В честь великих событий продолжали строиться храмы, но также ставились колонны и триумфальные арки. К середине XVIII века колонны и обелиски оказались в числе государственных наград, что немало озадачило награжденных сановников. Например, Лев Александрович Нарышкин, пожалованный такой огромной (во всех смыслах) наградой, не понял, что с ней делать, и просто положил ее в своем имении, где она пролежала более семидесяти лет. Григорий Орлов, наоборот, гордо установил свою колонну в своем же Гатчинском парке. Постепенно екатерининские придворные оценили мраморные монолиты и сами стали ставить их в своих усадьбах, как благодарность императрице за ее милости.
Собственно, подобной памятной колонной, установленной в честь победы Александра I над Наполеоном, является и «Александрийский столп», с которым спорит Пушкин в своем стихотворении:
Поэт здесь крайне далек от самовосхваления, в стихотворении — боль от неприятия обществом «нерукотворных» ценностей, но в то же время надежда, что «славен буду я, доколь в подлунном мире / Жив будет хоть один пиит», и даже уверенное предчувствие изменения ситуации к лучшему.
Уличные памятники — всего лишь один из штрихов эпохи, но штрих довольно характерный. Среди российских памятников XVIII века вряд ли нашлось бы место Пушкину или, скажем, Менделееву. Среди историков советского периода было принято обличать царизм, хорошим тоном считалось подчеркивать презрительное отношение власти к простому народу. Но, как ни странно, на самом деле сильной сословной дискриминации в выборе персонажей для монументов в Российской империи не отмечалось. Довольно быстро среди публичных скульптурных образов начали встречаться «народные» герои, например купец Кузьма Минин или ополченцы из невских сел. Позже появились крестьянин Иван Сусанин, атаман Ермак Тимофеевич и матрос Петр Кошка. Собственно, и Петр Великий, не сумев найти для себя подходящего скульптурного воплощения, приказал скульптору Карло Растрелли отлить из бронзы и поставить «на некое возвышение» солдата Бухвостова — первого добровольца, записавшегося в регулярную армию. Но опять-таки эта сословная демократичность ничего не меняла, достойными памяти вечной считались только люди, так или иначе связанные с государством и войной. Только к середине XIX века власти стали задумываться о том, что великие заслуги возможны и в других областях человеческой деятельности.

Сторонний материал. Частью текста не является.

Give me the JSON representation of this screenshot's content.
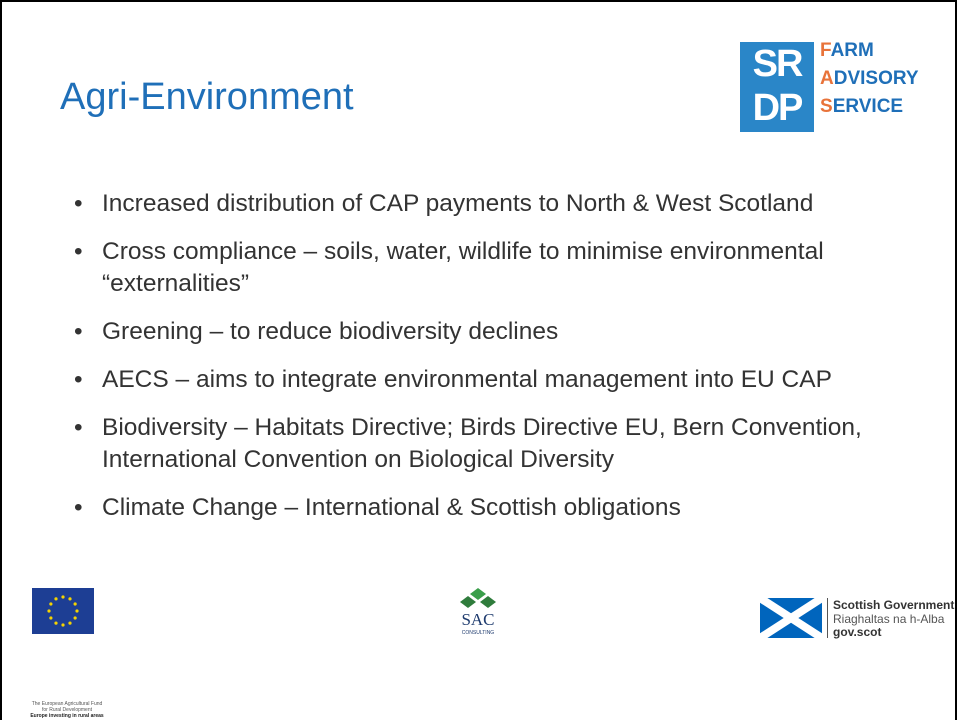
{
  "header": {
    "title": "Agri-Environment"
  },
  "logo": {
    "mark_top": "SR",
    "mark_bottom": "DP",
    "words": [
      "FARM",
      "ADVISORY",
      "SERVICE"
    ]
  },
  "bullets": [
    "Increased distribution of CAP payments to North & West Scotland",
    "Cross compliance – soils, water, wildlife to minimise environmental “externalities”",
    "Greening – to reduce biodiversity declines",
    "AECS – aims to integrate environmental management into EU CAP",
    "Biodiversity – Habitats Directive; Birds Directive EU, Bern Convention, International Convention on Biological Diversity",
    "Climate Change – International & Scottish obligations"
  ],
  "footer": {
    "eu": {
      "line1": "The European Agricultural Fund",
      "line2": "for Rural Development",
      "line3": "Europe investing in rural areas"
    },
    "sac": {
      "name": "SAC",
      "sub": "CONSULTING"
    },
    "gov": {
      "line1": "Scottish Government",
      "line2": "Riaghaltas na h-Alba",
      "line3": "gov.scot"
    }
  }
}
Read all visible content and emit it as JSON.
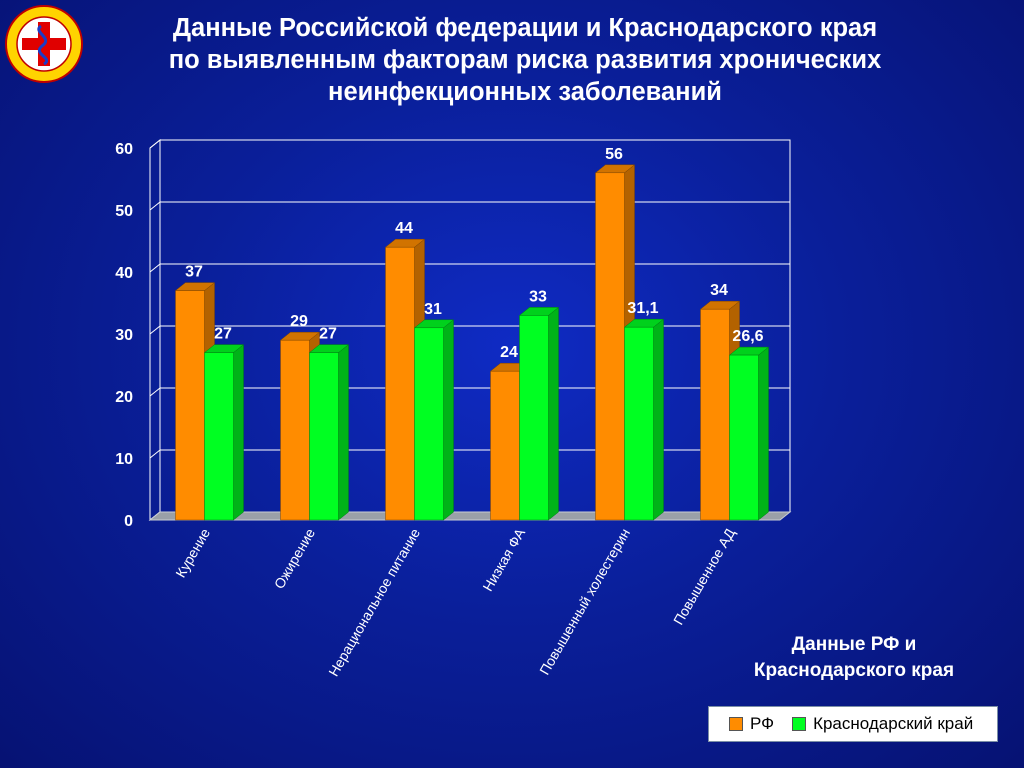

Склифосовского весьма волновала эта тема. Он даже свою вступительную лекцию в Московском университете начал с упоминания памятника Пушкину, который установили за три месяца до переезда нашего героя в Москву. Сохранился текст речи Николая Васильевича: «В этом году мы праздновали торжество открытия памятника народному нашему поэту, гением которого русская литература поднята до уровня литератур остальных культурных народов Европы. Торжество имело место в сердце России, в Москве, где находится alma mater всех русских университетов; и это обстоятельство придает торжеству особенно глубокий смысл. В самом деле, не только правом первенства и старейшества может гордиться Московский университет, — за ним остается и право того преимущества, что он дал родине немало выдающихся людей на поприще всех знаний. Русская литература и поэзия обязаны возрождением своим Пушкину: но силою гения своего Пушкин обнимал все стороны духа своего народа, и проникнутый глубокой к нему любовью, он предчувствовал и разгадывал действительные и насущные его нужды. „На поприще ума нельзя нам отступать“, — сказал поэт. Так думал поэт, так думала и плеяда пушкинских деятелей, принадлежавших одной из лучших пор научного движения в Московском университете».
У Склифосовского не могло оказаться ни малейшего сомнения по поводу необходимости памятника Пирогову. К тому же если говорить о несправедливости, то здесь она была двойная. На множество монументов, посвященных воинам, отнимавшим жизни, не нашлось ни одного для врача, эти жизни спасавшего… Николай Васильевич, лично прошедший несколько войн, чувствовал эту несправедливость острее других.
История с памятником красива, но Склифосовского с Пироговым также связывали долгие профессиональные и человеческие взаимоотношения. И эта история заканчивается очень грустно. Как будто судьба решила напомнить нашему герою, что врач не всесилен. Как когда-то в молодости он не смог спасти горячо любимую жену, так и в случае с Пироговым все сложилось не в пользу медицины.
Правда, до печального финала была еще целая жизнь, в которой два выдающихся медика плодотворно взаимодействовали, хотя при этом часто жили в разных городах.